You will get an error message in your calculations when the tuition doesn’t change from 2006-2007 since the elasticity calculation will be trying to divide by zero; just delete those in your Excel table so that the cells are blank.
The first headcount elasticity will be calculated based on the 2000 and 2001 values of tuition and headcount and should be about -0.008; the first credit hour elasticity will also be based on the 2000 and 2001 values and should be about 0.359).
Calculate the average elasticity for headcount (from 2001-2016), and the average elasticity for credit hour (from 2001-2016).

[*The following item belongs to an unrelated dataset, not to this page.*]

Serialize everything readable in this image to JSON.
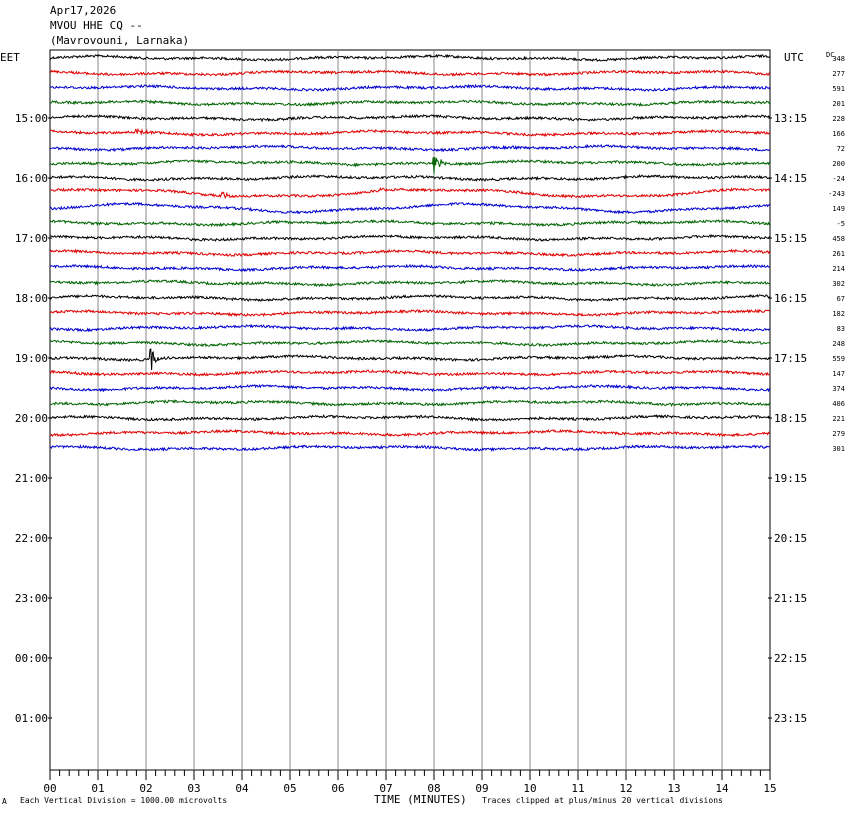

The credit hour elasticity between the years 2007-2008 is approximately equal to
The average headcount elasticity (between 2001 and 2016) is approximately _______. Demand in terms of headcount would be considered ________.
a. -0.187; elastic.
b. -0.251; elastic.
c. -0.202; inelastic.
d. 2,775; inelastic.
The average credit hour elasticity (between 2001 and 2016) is approximately _______.
a. 0.034; this is unexpected since the law of demand suggests the relationship should be negative.
b. -1.04; this does a good job of demonstrating that a college education is a substitute for a high school education.
c. 0.359; this demonstrates that increases in tuition are a sign of quality, resulting in more credit hours pursued.
d. -0.039; this is unexpectedly low (close to zero), but still negative and consistent with the law of demand.
Many administrators argue that, to increase revenue to LSUS to cover budget shortfalls, tuition should be raised. The headcount elasticity estimate (average from 2001-2016) suggests that
a. raising tuition will increase headcount, since the elasticity is unexpectedly negative.
b. tuition should only be decreased, since the elasticity value is negative. Raising tuition will only decrease the headcount and thus the amount of revenue LSUS earns.
c. increasing tuition will reduce enrollment, but the increase in price should be greater than that reduction since headcount demand is inelastic (in the data analyzed above). Raising tuition in a situation of inelastic demand would increase the revenue of LSUS, even if it reduces the number of students.
d. raising tuition would be detrimental to LSUS’ budget, since the law of demand, and the negative headcount elasticity, says that fewer students will enroll as a result. A smaller headcount would mean less revenue for LSUS.